叶えてくれる約束だと信じて

白石 幸知

第1話

「彩実! 彩実!」

 薄れゆく意識に、必死で声を届けようとする彼の姿があった。その姿は、とても必死で、いつか読んだ恋愛小説に出てきた男の人くらい、いや、それ以上に切実だった。

 私は膝をついて泣き叫ぶ彼に何か言おうと思った。けど、もう声を出すほど、私に力は残っていないみたいだ。

 あと、どれくらい。どれくらい私は「ここ」にいられるのだろう。

 どれくらい、私は生きていられるのだろう。

 閉じられた瞳の裏に、十八年の思い出が、走り始める。


 ──今でも残っている人生で初めての記憶は、やっぱり病院だった。真っ白の枕に頭を乗せ、降り積もる雪、落ちていく枯葉、散っていく桜、音だけが聞こえる花火を窓越しに眺めて聞いてきた。

 生まれつき体が弱かった私は、幼稚園を卒業するくらいまでは、入院と退院を繰り返す手のかかる子だった。幼少期に家で過ごした記憶は、ほとんど残っていない。

 そんななか、私は今思いを零し続けてくれている彼と出会った。初めて顔を向き合わせたのは、幼稚園からの帰り道。お互い母親に連れられて一緒に歩いた線路沿いの道が、初対面だった。

 彼は私に優しかった。親と親を通じて教えられていたのだろう、っていうのもあるけど、体が弱い私に気を使って、ボードゲームやトランプ、手を使って遊ぶことなどで私と仲良くしてくれた。他の友達が外でサッカーや鬼ごっこをしているなか、彼は私と一緒に幼稚園の教室で一緒に遊んでくれたんだ。

 小学校に入ると、年に何回もあった入院の数も落ち着いて、しっかりと学校に通えるようになった。そこでも家が近所だった彼は、私と遊び続けてくれた。入院中に覚えた本を読む、ということにも彼は付き合ってくれたし、遊びたい盛りのときなのに、文句の一つも言わずに彼は休み時間一緒に本を読んでいた。

 年を経て、中学年から高学年、そして中学生に上がった頃は、思春期特有の男女で仲良くするといじめられるっていう例のアレもあって、距離感は少し開いたけど、彼はやはり関係を続けてくれた。

 高校受験の終わった春、私は体調を崩して中学の間初の入院をした。そのとき私は、主治医の先生に「高校に通う」か「しっかり入院し、可能性のある完治の方法を試す」かの二択を提示された。

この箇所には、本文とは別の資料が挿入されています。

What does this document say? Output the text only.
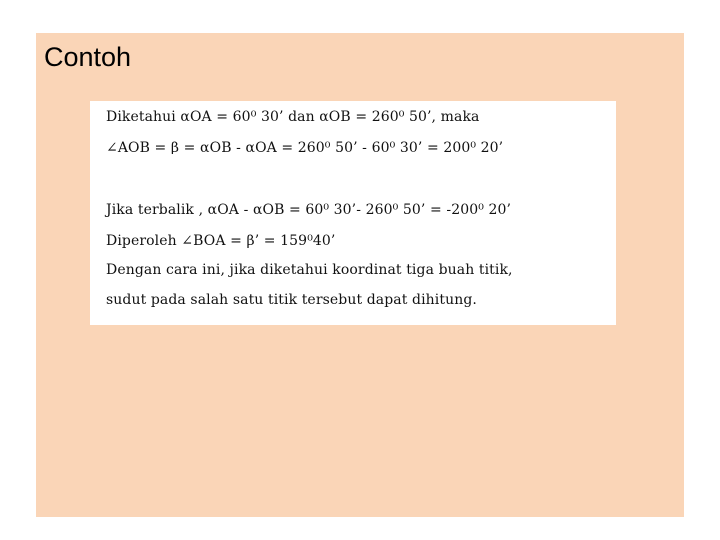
Contoh
Diketahui αOA = 60⁰ 30’ dan αOB = 260⁰ 50’, maka
∠AOB = β = αOB - αOA = 260⁰ 50’ - 60⁰ 30’ = 200⁰ 20’
Jika terbalik , αOA - αOB = 60⁰ 30’- 260⁰ 50’ = -200⁰ 20’
Diperoleh ∠BOA = β’ = 159⁰40’
Dengan cara ini, jika diketahui koordinat tiga buah titik,
sudut pada salah satu titik tersebut dapat dihitung.
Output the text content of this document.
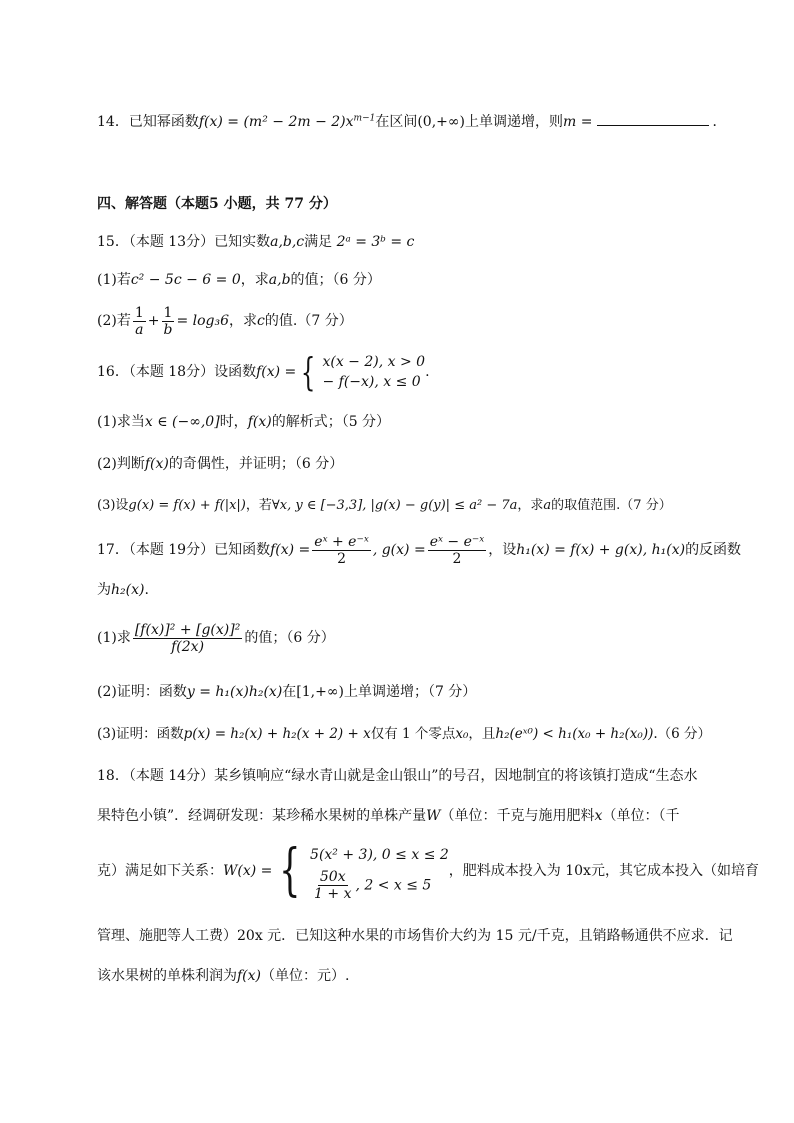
14．已知幂函数$f(x) = (m^2 - 2m - 2)x^{m-1}$在区间(0,+∞)上单调递增，则m =	．
四、解答题（本题5 小题，共 77 分）
15．（本题 13分）已知实数a,b,c满足 2ᵃ = 3ᵇ = c
(1)若c² − 5c − 6 = 0，求a,b的值；（6 分）
(2)若 $\frac{1}{a} + \frac{1}{b} = \log_36$，求c的值.（7 分）
16．（本题 18分）设函数f(x) = { x(x − 2), x > 0
− f(−x), x ≤ 0
.
(1)求当x ∈ (−∞,0]时，f(x)的解析式；（5 分）
(2)判断f(x)的奇偶性，并证明；（6 分）
(3)设g(x) = f(x) + f(|x|)，若∀x, y ∈ [−3,3], |g(x) − g(y)| ≤ a² − 7a，求a的取值范围.（7 分）
17．（本题 19分）已知函数$f(x) = \frac{\text{eˣ + e⁻ˣ}}{2}$ , $g(x) = \frac{\text{eˣ − e⁻ˣ}}{2}$ ，设h₁(x) = f(x) + g(x), h₁(x)的反函数
为h₂(x).
(1)求 $\frac{\text{[f(x)]² + [g(x)]²}}{f(2x)}$ 的值；（6 分）
(2)证明：函数y = h₁(x)h₂(x)在[1,+∞)上单调递增；（7 分）
(3)证明：函数p(x) = h₂(x) + h₂(x + 2) + x仅有 1 个零点x₀，且h₂(eˣ⁰) < h₁(x₀ + h₂(x₀)).（6 分）
18．（本题 14分）某乡镇响应“绿水青山就是金山银山”的号召，因地制宜的将该镇打造成“生态水
果特色小镇”．经调研发现：某珍稀水果树的单株产量W（单位：千克与施用肥料x（单位：（千
克）满足如下关系：W(x) = { 5(x² + 3), 0 ≤ x ≤ 2
$\frac{50x}{1 + x}$ , 2 < x ≤ 5
，肥料成本投入为 10x元，其它成本投入（如培育
管理、施肥等人工费）20x 元．已知这种水果的市场售价大约为 15 元/千克，且销路畅通供不应求．记
该水果树的单株利润为f(x)（单位：元）.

 私は、今まで通り学校に通いたかったから、「高校に通う」ことを選んだ。だから今こうなってんだ、と言われたらそれまでだけど、私は高校に通ったことを後悔はしていない。

 だって、もう一人、大切な人ができたから。

 彼は、高校で私達と同じ図書局で、小説を描いていた。彼との出会いは笑っちゃうくらい漫画チックだったけど、それも今ではいい思い出だ。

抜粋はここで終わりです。